In the disease prediction experiment, the proposed CHMBERT model showed obvious advantages in the top-1 prediction. Compared with those of the sub-optimal model BERT-wwm, the accuracy and F1 of CHMBERT improved by 0.16% and 0.39%, respectively. Compared with those of text-CNN, which performed the best among the non-pre-trained models, the accuracy and F1 of CHMBERT improved by 0.9% and 1.35% respectively. In the prediction of top-5 and top-10, the performance of CHMBERT was similar to that of the sub-optimal model and slightly better than that of the text-CNN model.
In the department prediction experiment, our CHMBERT model achieved the best results. Compared with those of the sub-optimal model, the accuracy and F1 of CHMBERT improved by 0.14% and 0.59%, respectively, in the top-1 prediction. Compared with those of text-CNN, the prediction accuracy and F1 of CHMBERT improved by 0.79% and 1.74%, respectively, in the top-1 prediction. In the prediction of top-2 and top-3, the CHMBERT model also performed better than the BERT-wwm and text-CNN models.
Parameters discussion
We compared the performance of the CHMBERT model in disease prediction and department prediction with different learning rates and epochs. Figure 4 shows the top-1 prediction accuracy with different epochs when the learning rate was fixed with 2e5. Figure 5 shows the top-1 prediction accuracy with different learning rates when the number of epochs was set to 3.

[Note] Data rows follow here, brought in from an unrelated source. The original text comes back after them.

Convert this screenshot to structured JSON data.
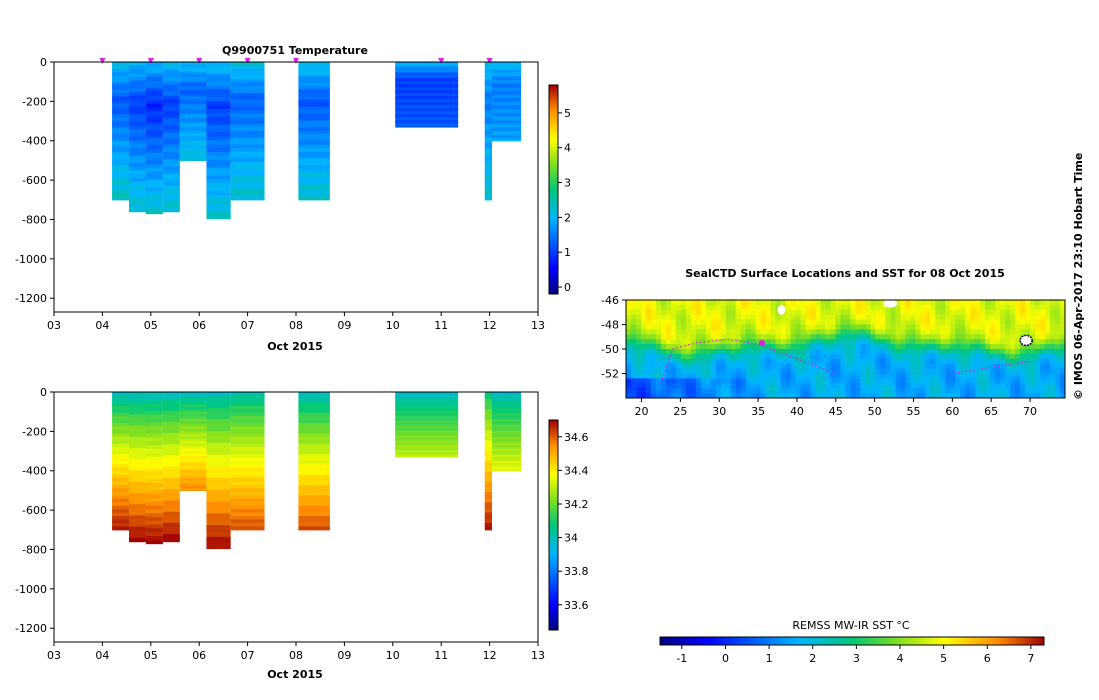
{
  "chart_data": [
    {
      "type": "heatmap",
      "title": "Q9900751  Temperature",
      "xlabel": "Oct 2015",
      "x_ticks": [
        "03",
        "04",
        "05",
        "06",
        "07",
        "08",
        "09",
        "10",
        "11",
        "12",
        "13"
      ],
      "y_ticks": [
        "0",
        "-200",
        "-400",
        "-600",
        "-800",
        "-1000",
        "-1200"
      ],
      "ylim": [
        -1270,
        0
      ],
      "xlim": [
        3,
        13
      ],
      "colorbar_ticks": [
        "0",
        "1",
        "2",
        "3",
        "4",
        "5"
      ],
      "colorbar_range": [
        -0.2,
        5.8
      ],
      "profiles": [
        {
          "x0": 4.2,
          "x1": 4.55,
          "depth": 700,
          "surface": 2.1,
          "min": 1.2,
          "deep": 2.4
        },
        {
          "x0": 4.55,
          "x1": 4.9,
          "depth": 760,
          "surface": 2.0,
          "min": 1.0,
          "deep": 2.3
        },
        {
          "x0": 4.9,
          "x1": 5.25,
          "depth": 770,
          "surface": 2.0,
          "min": 0.8,
          "deep": 2.3
        },
        {
          "x0": 5.25,
          "x1": 5.6,
          "depth": 760,
          "surface": 2.1,
          "min": 1.0,
          "deep": 2.3
        },
        {
          "x0": 5.6,
          "x1": 6.15,
          "depth": 500,
          "surface": 2.1,
          "min": 1.3,
          "deep": 2.2
        },
        {
          "x0": 6.15,
          "x1": 6.65,
          "depth": 795,
          "surface": 2.1,
          "min": 1.0,
          "deep": 2.3
        },
        {
          "x0": 6.65,
          "x1": 7.35,
          "depth": 700,
          "surface": 2.2,
          "min": 1.3,
          "deep": 2.3
        },
        {
          "x0": 8.05,
          "x1": 8.7,
          "depth": 700,
          "surface": 2.2,
          "min": 1.2,
          "deep": 2.3
        },
        {
          "x0": 10.05,
          "x1": 11.35,
          "depth": 330,
          "surface": 2.0,
          "min": 1.0,
          "deep": 1.2
        },
        {
          "x0": 11.9,
          "x1": 12.05,
          "depth": 700,
          "surface": 2.1,
          "min": 1.5,
          "deep": 2.3
        },
        {
          "x0": 12.05,
          "x1": 12.65,
          "depth": 400,
          "surface": 2.1,
          "min": 1.5,
          "deep": 1.8
        }
      ],
      "surfacing_markers": [
        4,
        5,
        6,
        7,
        8,
        11,
        12
      ]
    },
    {
      "type": "heatmap",
      "title": "",
      "xlabel": "Oct 2015",
      "x_ticks": [
        "03",
        "04",
        "05",
        "06",
        "07",
        "08",
        "09",
        "10",
        "11",
        "12",
        "13"
      ],
      "y_ticks": [
        "0",
        "-200",
        "-400",
        "-600",
        "-800",
        "-1000",
        "-1200"
      ],
      "ylim": [
        -1270,
        0
      ],
      "xlim": [
        3,
        13
      ],
      "colorbar_ticks": [
        "33.6",
        "33.8",
        "34",
        "34.2",
        "34.4",
        "34.6"
      ],
      "colorbar_range": [
        33.45,
        34.7
      ],
      "profiles": [
        {
          "x0": 4.2,
          "x1": 4.55,
          "depth": 700,
          "surface": 33.95,
          "deep": 34.68
        },
        {
          "x0": 4.55,
          "x1": 4.9,
          "depth": 760,
          "surface": 33.95,
          "deep": 34.7
        },
        {
          "x0": 4.9,
          "x1": 5.25,
          "depth": 770,
          "surface": 33.95,
          "deep": 34.7
        },
        {
          "x0": 5.25,
          "x1": 5.6,
          "depth": 760,
          "surface": 33.95,
          "deep": 34.7
        },
        {
          "x0": 5.6,
          "x1": 6.15,
          "depth": 500,
          "surface": 33.95,
          "deep": 34.55
        },
        {
          "x0": 6.15,
          "x1": 6.65,
          "depth": 795,
          "surface": 33.95,
          "deep": 34.7
        },
        {
          "x0": 6.65,
          "x1": 7.35,
          "depth": 700,
          "surface": 33.98,
          "deep": 34.62
        },
        {
          "x0": 8.05,
          "x1": 8.7,
          "depth": 700,
          "surface": 33.95,
          "deep": 34.62
        },
        {
          "x0": 10.05,
          "x1": 11.35,
          "depth": 330,
          "surface": 33.95,
          "deep": 34.3
        },
        {
          "x0": 11.9,
          "x1": 12.05,
          "depth": 700,
          "surface": 34.05,
          "deep": 34.68
        },
        {
          "x0": 12.05,
          "x1": 12.65,
          "depth": 400,
          "surface": 33.95,
          "deep": 34.35
        }
      ]
    },
    {
      "type": "heatmap",
      "title": "SealCTD Surface Locations and SST for 08 Oct 2015",
      "x_ticks": [
        "20",
        "25",
        "30",
        "35",
        "40",
        "45",
        "50",
        "55",
        "60",
        "65",
        "70"
      ],
      "y_ticks": [
        "-46",
        "-48",
        "-50",
        "-52"
      ],
      "xlim": [
        18,
        74.5
      ],
      "ylim": [
        -54,
        -46
      ],
      "colorbar_label": "REMSS MW-IR SST °C",
      "colorbar_ticks": [
        "-1",
        "0",
        "1",
        "2",
        "3",
        "4",
        "5",
        "6",
        "7"
      ],
      "colorbar_range": [
        -1.5,
        7.3
      ]
    }
  ],
  "watermark": "© IMOS 06-Apr-2017 23:10 Hobart Time"
}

As shown in Figs. 4 and 5, the prediction accuracy of CHMBERT was less affected by parameters. When the learning rate was fixed at 2e5 and the number of epochs varied from 1 to 5, the differences between the maximum and minimum values of disease prediction accuracy and department prediction accuracy were 1.58% and 0.78%, respectively. When the number of epochs was fixed at 3, the differences between the maximum and minimum values of the disease prediction accuracy and department prediction accuracy were 1.11% and 0.51% under different learning rates, respectively. In general, when the number of epochs was small (such as 1, 2) and the learning rate was small (such as 5e6, 1e5), the performance was poor. These results indicate that 3 or 4 is the recommended number of epochs while 2e5, 3e5, or 5e5 is the recommended learning rate.